Burger King is about to unleash its latest attention-getting product on the world: Mac n’ Cheetos.
The snack item is a mashup of macaroni and cheese and Cheetos in cheese stick form. Customers will be able to get them on Monday.
“Mac n’ Cheetos is a dangerously cheesy reimagination of mac n’ cheese,” Roberto Rios, the chief marketing officer with Cheetos maker PepsiCo Foodservice, said in a statement. He was echoing Cheetos’ “dangerously cheesy” catchphrase.
The product in some respects represents the continuing evolution of the Miami-based burger chain since the private-equity group 3G Capital bought it in 2010 for $3.3 billion.
In the time before the sale, analysts and others criticized Burger King for adhering to a marketing strategy targeted mostly at young men, while rival McDonald’s thrived by going after families. Burger King after the acquisition then tried going after that broader McDonald’s demographic with a rapid-fire series of products like coffee drinks and new burger lines. It also ditched its famous mascot, The King.
More recently, however, the chain has found success by going in its own direction — even while aggressively going after some of its rivals’ customers with discounts such as the 10-piece chicken nuggets for $1.49.
The chain’s product offerings in particular have charted new ground in the burger world. The company in 2013 debuted a lower-calorie fry, Satisfries. Last October it served a Halloween Whopper with a black bun and then followed that up this year with the Angriest Whopper, which had a red bun.
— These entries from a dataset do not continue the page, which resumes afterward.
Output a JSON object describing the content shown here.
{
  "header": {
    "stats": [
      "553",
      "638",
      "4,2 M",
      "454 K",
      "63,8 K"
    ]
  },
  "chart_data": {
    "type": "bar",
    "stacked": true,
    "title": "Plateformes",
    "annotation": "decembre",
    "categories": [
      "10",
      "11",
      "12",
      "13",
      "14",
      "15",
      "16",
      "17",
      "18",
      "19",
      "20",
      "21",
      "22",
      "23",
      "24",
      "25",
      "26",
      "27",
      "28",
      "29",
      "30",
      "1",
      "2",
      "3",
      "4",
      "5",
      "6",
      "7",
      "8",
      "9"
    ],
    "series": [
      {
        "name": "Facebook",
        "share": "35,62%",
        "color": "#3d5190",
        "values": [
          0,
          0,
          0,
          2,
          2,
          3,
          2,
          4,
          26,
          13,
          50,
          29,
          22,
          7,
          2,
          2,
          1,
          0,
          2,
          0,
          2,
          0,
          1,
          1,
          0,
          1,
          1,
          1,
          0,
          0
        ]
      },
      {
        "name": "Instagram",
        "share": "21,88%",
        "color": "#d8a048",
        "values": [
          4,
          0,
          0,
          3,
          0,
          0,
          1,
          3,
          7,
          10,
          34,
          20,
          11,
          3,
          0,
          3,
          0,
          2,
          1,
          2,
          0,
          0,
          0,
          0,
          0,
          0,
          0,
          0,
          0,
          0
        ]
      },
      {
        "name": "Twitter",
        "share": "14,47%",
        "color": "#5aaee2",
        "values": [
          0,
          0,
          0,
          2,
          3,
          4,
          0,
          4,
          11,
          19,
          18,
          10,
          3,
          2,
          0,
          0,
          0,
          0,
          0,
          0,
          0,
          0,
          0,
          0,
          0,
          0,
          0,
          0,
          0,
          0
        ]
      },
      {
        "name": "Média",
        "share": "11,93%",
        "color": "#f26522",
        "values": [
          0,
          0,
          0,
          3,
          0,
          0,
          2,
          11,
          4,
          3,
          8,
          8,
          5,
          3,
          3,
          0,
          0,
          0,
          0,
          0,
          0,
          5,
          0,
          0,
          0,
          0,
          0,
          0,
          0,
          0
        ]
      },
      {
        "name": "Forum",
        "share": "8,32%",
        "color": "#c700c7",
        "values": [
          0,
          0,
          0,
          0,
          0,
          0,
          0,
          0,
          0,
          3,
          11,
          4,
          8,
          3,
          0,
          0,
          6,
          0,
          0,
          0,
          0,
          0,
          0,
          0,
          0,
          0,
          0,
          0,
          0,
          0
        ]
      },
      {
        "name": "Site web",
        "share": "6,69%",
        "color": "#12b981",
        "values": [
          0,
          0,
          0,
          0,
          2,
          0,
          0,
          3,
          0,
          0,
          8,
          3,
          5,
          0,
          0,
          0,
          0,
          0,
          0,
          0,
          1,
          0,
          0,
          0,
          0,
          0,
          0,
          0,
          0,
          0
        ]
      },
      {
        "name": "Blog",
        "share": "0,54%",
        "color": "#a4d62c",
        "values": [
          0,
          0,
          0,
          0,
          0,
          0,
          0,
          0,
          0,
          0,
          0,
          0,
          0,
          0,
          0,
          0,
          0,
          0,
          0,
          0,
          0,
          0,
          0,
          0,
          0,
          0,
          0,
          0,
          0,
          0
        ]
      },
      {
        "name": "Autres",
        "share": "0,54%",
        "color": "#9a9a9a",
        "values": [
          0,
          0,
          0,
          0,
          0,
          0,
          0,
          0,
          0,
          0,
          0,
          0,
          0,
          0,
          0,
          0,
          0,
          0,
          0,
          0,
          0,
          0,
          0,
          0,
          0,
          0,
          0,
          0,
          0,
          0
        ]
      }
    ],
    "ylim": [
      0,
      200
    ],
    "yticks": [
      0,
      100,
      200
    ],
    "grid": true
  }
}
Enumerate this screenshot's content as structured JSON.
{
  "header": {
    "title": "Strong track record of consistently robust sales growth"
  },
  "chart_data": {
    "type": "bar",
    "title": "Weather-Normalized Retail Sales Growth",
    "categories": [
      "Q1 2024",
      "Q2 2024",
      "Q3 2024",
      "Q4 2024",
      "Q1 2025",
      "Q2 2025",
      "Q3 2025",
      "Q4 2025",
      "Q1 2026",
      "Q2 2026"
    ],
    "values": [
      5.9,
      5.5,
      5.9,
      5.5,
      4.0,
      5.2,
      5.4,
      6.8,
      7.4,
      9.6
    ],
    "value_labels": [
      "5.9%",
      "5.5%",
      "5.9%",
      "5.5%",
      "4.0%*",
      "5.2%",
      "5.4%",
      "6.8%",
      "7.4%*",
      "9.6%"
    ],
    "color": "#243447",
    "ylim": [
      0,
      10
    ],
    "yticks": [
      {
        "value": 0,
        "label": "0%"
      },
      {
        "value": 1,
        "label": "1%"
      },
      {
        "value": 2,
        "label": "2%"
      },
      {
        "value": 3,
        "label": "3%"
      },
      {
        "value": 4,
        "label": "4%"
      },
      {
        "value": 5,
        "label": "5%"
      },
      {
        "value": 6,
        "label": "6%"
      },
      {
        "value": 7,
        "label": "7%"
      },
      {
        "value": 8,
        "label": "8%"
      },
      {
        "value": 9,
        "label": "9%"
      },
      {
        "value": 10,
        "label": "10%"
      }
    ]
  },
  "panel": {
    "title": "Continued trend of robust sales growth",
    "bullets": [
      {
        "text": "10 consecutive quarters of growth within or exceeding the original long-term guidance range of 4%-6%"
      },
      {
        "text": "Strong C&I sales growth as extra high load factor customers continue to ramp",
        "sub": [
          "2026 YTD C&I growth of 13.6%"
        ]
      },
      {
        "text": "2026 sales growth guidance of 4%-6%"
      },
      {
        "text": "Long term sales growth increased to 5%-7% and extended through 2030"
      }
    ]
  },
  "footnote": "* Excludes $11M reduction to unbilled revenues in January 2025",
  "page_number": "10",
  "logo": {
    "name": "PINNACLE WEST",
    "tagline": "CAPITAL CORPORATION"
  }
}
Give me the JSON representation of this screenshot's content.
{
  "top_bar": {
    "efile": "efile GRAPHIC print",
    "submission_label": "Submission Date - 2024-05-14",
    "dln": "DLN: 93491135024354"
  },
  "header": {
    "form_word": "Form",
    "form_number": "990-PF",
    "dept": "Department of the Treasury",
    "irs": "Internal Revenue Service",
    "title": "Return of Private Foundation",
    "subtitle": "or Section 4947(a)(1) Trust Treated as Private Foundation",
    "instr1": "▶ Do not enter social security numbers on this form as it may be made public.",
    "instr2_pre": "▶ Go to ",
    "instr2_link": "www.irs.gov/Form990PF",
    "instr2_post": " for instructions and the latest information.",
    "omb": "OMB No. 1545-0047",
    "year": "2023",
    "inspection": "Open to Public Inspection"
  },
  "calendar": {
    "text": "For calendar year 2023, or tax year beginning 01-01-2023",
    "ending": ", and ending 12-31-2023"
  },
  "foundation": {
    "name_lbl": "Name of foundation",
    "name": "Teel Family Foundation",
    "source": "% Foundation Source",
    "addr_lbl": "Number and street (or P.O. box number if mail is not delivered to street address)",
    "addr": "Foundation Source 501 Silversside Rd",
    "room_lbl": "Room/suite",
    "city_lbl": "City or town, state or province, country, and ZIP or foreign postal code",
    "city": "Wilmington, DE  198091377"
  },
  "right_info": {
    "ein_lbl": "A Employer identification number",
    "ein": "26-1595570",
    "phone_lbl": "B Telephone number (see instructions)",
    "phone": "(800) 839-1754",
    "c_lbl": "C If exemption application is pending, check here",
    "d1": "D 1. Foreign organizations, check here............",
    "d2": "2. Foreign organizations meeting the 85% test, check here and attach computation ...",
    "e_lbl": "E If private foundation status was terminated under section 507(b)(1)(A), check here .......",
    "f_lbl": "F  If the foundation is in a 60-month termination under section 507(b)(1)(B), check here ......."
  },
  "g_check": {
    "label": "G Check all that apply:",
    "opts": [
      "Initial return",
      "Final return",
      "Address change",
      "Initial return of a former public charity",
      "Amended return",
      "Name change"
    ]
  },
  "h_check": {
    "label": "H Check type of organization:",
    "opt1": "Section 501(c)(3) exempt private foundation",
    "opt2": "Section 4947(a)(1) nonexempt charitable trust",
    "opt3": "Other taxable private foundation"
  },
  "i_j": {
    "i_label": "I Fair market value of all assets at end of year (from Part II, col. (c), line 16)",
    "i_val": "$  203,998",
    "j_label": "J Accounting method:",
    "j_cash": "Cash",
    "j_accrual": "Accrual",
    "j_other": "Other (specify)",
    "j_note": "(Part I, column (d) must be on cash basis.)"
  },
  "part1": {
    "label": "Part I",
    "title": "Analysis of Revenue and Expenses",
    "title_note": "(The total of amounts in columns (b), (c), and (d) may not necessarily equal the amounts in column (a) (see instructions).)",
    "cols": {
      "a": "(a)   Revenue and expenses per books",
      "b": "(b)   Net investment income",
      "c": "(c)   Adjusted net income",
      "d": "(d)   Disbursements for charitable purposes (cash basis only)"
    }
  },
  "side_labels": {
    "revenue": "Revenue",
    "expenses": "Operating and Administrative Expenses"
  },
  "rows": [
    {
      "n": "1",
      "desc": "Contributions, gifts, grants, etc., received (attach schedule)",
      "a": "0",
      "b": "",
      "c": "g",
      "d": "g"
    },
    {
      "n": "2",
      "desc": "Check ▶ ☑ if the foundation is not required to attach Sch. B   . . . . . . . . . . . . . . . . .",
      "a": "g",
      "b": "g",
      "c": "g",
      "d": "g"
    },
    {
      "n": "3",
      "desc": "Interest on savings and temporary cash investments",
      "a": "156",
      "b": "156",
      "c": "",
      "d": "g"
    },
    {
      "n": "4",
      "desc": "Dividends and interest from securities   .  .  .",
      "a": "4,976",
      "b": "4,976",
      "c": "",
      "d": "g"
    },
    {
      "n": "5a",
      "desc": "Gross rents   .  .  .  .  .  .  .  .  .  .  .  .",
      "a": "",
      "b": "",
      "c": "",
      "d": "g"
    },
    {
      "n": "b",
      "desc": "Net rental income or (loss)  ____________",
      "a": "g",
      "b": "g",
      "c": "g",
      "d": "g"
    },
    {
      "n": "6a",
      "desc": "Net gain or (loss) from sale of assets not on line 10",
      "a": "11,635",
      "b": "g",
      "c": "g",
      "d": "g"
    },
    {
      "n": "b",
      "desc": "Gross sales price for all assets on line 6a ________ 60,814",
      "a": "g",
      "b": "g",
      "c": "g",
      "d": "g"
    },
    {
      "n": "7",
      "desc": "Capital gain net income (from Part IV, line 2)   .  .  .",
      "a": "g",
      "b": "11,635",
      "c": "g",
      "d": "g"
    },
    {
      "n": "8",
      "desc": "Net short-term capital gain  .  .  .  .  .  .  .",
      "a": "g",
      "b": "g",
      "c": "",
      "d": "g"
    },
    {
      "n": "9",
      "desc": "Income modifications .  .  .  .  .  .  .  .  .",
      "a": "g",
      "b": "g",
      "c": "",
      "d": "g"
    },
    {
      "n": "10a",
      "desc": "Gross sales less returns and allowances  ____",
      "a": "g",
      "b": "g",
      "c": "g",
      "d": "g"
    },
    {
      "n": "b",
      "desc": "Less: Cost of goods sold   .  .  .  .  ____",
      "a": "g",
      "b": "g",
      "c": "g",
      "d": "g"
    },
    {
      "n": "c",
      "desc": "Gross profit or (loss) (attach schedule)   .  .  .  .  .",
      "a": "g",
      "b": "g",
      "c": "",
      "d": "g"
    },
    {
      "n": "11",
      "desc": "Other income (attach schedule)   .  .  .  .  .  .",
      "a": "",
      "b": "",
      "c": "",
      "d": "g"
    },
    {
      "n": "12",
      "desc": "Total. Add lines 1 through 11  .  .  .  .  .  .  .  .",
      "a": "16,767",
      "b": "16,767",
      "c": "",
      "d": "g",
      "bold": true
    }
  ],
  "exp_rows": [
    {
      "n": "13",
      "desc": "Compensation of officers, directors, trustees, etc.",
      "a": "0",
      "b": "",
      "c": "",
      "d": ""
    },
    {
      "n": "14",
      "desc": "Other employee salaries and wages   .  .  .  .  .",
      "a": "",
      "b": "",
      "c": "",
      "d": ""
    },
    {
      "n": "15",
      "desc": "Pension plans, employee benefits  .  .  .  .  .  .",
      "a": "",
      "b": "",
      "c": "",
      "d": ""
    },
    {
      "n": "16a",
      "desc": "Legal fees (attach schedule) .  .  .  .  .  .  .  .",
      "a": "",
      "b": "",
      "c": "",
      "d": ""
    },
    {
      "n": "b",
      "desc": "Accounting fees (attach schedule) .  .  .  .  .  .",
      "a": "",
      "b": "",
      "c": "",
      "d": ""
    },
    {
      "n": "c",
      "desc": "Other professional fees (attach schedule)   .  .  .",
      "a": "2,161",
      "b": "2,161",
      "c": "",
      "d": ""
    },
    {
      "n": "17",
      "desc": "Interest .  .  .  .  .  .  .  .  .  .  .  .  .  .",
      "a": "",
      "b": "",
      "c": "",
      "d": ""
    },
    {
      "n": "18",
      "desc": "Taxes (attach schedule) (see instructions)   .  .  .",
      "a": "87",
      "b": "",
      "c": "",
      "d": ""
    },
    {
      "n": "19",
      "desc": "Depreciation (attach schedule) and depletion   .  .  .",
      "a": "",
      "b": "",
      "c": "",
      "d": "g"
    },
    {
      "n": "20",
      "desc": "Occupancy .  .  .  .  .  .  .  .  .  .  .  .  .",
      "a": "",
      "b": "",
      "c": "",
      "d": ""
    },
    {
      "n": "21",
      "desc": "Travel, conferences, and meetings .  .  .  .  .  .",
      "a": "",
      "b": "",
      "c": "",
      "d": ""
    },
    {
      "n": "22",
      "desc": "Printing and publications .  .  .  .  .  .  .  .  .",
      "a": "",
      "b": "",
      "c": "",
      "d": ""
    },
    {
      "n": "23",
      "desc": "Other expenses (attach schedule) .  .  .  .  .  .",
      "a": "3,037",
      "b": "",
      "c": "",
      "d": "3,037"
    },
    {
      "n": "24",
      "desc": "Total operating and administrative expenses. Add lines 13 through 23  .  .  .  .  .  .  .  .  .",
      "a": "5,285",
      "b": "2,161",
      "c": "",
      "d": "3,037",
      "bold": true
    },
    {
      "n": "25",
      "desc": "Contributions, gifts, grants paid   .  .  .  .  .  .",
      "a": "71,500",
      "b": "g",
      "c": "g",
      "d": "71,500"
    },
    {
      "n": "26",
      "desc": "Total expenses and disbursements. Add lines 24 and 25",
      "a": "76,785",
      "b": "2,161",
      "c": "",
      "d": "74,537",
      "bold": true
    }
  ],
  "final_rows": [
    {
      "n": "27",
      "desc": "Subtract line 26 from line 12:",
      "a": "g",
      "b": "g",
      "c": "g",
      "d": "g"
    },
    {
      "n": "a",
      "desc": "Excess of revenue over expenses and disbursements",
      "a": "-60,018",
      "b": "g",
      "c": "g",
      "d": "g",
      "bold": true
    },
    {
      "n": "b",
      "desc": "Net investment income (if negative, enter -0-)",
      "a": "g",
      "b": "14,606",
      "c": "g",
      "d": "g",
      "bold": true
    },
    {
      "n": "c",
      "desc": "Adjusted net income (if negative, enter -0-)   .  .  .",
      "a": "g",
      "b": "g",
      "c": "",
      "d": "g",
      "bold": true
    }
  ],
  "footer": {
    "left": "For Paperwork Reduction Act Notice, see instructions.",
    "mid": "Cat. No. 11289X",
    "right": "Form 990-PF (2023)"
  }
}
This spring Burger King released a line of grilled hot dogs.
Burger King also scored points with exploring older products. In 2014, it brought back Chicken Fries two years after the product was left on the cutting room floor after a massive campaign from the product’s fans.
Many of these products have come even as rivals focus on clean ingredients or more local sourcing. Burger King, it seems, has gone back to its original strategy of targeting heavy quick-service users. It even brought back The King.
“I give them credit for being creative,” said Jeff Davis, chief operating officer with the restaurant market research firm Sandelman & Associates. “A few years ago, if McDonald’s had value, they had value. If McDonald’s focused on breakfast, they focused on breakfast.
“Now it seems like they are charting their own course. They are differentiating. They are creating things of interest to their core and a younger QSR user.”
Many of these products are aimed at younger consumers and are built for a social media age in which companies are competing for attention. Burger King has proven especially adept at that in recent years with many of its product offerings.
And Mac n’ Cheetos is right in the social media wheelhouse. Macaroni and cheese, Davis said, has become increasingly popular recently, especially in upscale restaurants where chefs have put their own touches on the traditional comfort food.
But Burger King took it a step further, licensing the Cheetos brand from PepsiCo’s Frito-Lay. The mac n’ cheese is coated with a crust made with Cheetos and deep fried, making them snack sized. The product will be sold for $2.49.
It follows other highly successful restaurant licensing partnerships — perhaps most famously, Taco Bell’s Doritos Locos Taco, a common sense use of Doritos flavoring for a Taco Bell taco shell.
“They are borrowing the interest of another product — Cheetos, for instance,” Davis said. “They are things that have some appeal, their own brand appeal, and when you do a tie-in with another product it just adds to that appeal.”
Lots of these attention-getting products burn out after some initial strong interest. Burger King generated massive sales with Satisfries but sales ultimately fizzled out on the product and the company discontinued them.
Still, the attention these products generate can help spur sales.
“They’re trying to grab the attention of consumers,” Davis said. “When you offer something new and different, it attracts attention. It can drive other sales. They may come in for a Whopper, but then they get this out of curiosity.
“On top of that, it gives people something new to try, and a reason to visit without discounts.”